The Court ruled the Plaintiff was entitled to costs on an indemnity basis for time incurred as result of the Defendant's failure to properly respond to pre-action letters and adopt measures to facilitate a quick resolution of the matter such as mediation.
The Court reiterated that an "acknowledgment" to a pre-action letter was not equivalent to a constructive reply. Further, a substantive reply required either a clear admission or denial of liability.
The Defendant's reason for failing to respond to pre-action letters within the prescribed timeframe on the basis the Plaintiff did not provide details of witnesses and a Statement of Claim was rejected by the Court.
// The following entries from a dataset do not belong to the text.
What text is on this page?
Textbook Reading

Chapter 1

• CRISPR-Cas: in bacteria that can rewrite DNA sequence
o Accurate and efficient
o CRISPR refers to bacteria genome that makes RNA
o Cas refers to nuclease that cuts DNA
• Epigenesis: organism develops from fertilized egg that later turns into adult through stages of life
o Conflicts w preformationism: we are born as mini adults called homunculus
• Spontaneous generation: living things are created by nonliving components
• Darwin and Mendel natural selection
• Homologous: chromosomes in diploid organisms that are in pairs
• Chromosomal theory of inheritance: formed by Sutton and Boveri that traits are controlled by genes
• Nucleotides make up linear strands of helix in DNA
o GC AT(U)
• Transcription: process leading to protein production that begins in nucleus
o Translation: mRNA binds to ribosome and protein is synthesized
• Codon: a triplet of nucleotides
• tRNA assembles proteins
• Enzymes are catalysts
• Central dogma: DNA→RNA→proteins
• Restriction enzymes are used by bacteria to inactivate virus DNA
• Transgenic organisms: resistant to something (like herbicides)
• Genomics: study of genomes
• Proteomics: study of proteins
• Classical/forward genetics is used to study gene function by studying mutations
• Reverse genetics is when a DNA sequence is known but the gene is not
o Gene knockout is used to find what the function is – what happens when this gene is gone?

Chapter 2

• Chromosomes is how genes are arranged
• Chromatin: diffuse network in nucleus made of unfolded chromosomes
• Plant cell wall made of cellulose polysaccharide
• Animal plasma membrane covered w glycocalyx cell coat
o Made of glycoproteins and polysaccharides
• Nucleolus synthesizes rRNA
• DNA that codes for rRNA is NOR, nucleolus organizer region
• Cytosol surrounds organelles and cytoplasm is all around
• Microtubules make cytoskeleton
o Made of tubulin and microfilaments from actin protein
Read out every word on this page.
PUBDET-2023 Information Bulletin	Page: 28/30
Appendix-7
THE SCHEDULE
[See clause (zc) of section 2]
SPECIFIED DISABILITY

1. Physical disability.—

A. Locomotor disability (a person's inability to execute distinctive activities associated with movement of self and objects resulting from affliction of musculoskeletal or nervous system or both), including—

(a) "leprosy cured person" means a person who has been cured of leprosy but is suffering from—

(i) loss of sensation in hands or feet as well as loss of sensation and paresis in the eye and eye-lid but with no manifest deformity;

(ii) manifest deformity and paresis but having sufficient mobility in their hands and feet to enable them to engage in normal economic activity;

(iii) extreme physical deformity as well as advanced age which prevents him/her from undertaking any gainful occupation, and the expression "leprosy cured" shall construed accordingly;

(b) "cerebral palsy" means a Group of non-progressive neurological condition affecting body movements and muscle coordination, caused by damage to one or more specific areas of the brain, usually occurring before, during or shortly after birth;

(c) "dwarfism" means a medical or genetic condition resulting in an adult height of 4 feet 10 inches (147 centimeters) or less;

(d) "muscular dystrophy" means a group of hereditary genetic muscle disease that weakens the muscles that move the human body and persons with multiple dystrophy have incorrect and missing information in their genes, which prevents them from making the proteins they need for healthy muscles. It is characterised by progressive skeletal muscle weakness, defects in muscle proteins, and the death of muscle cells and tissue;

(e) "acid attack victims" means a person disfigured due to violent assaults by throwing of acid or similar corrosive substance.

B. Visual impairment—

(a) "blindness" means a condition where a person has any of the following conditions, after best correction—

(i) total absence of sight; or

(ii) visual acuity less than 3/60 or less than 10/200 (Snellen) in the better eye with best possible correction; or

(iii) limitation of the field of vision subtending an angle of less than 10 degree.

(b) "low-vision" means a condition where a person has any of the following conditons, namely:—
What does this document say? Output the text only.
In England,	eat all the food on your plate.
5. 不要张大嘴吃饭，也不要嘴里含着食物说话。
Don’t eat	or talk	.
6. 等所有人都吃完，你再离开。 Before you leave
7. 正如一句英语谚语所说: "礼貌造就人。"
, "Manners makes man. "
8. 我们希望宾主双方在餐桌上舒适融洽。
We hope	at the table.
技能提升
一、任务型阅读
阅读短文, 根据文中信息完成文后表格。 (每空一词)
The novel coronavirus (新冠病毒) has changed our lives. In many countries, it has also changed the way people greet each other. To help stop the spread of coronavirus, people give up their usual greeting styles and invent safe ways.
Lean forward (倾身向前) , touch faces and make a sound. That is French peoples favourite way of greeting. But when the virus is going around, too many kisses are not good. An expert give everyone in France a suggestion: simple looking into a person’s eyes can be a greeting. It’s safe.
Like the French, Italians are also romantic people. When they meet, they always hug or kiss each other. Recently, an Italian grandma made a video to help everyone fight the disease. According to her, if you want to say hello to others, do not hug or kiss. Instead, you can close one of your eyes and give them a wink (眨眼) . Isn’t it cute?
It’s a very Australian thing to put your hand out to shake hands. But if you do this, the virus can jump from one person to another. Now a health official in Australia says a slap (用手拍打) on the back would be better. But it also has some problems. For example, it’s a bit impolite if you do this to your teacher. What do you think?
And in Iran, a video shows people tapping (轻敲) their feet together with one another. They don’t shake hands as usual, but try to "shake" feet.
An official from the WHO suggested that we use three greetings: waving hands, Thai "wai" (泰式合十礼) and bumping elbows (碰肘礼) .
The Court considered those would incur time and costs that were unnecessary. As the Defendant was the Plaintiff's employer and was convicted under the Labour Department summons, the Court was of the view it was in possession of the relevant facts that would allow it to reach a decision on liability, irrespective of the Plaintiff's assistance.
The case reinforces the spirit and underlying objectives of the recent Civil Justice Reform. Parties must abide by the pre-action protocols set down by the Court to avoid cost sanctions. Clearly, the Court in this case took a dim view of the Defendant's failure to properly respond to pre-action letters and adopt measures to facilitate a quick resolution of the matter.
The ruling is a reminder that the parties should facilitate efficient conduct of a case even at the pre-action stage. If insurers are minded to save costs, alternative dispute mechanisms should be considered and explored. Failure to do so may be taken into account by the Courts when deciding on the issue of costs.
Legal advisers are also duty bound to advise clients to comply with the new practice directions to avoid costs sanctions. Clients must also be mindful of incurring unnecessary time and costs when requesting evidence and proof of a claim, especially if such information is already to their knowledge or can be more easily obtained through other means.
The arrival of the new practice directions requires defendants and their insurers to be diligent and pro-active with their investigation and assessment of claims. Failing to comply with the practice directions will not be tolerated by the Courts without good reason. Finally, where possible, defendants and their insurers should engage in meaningful settlement discussions or mediation.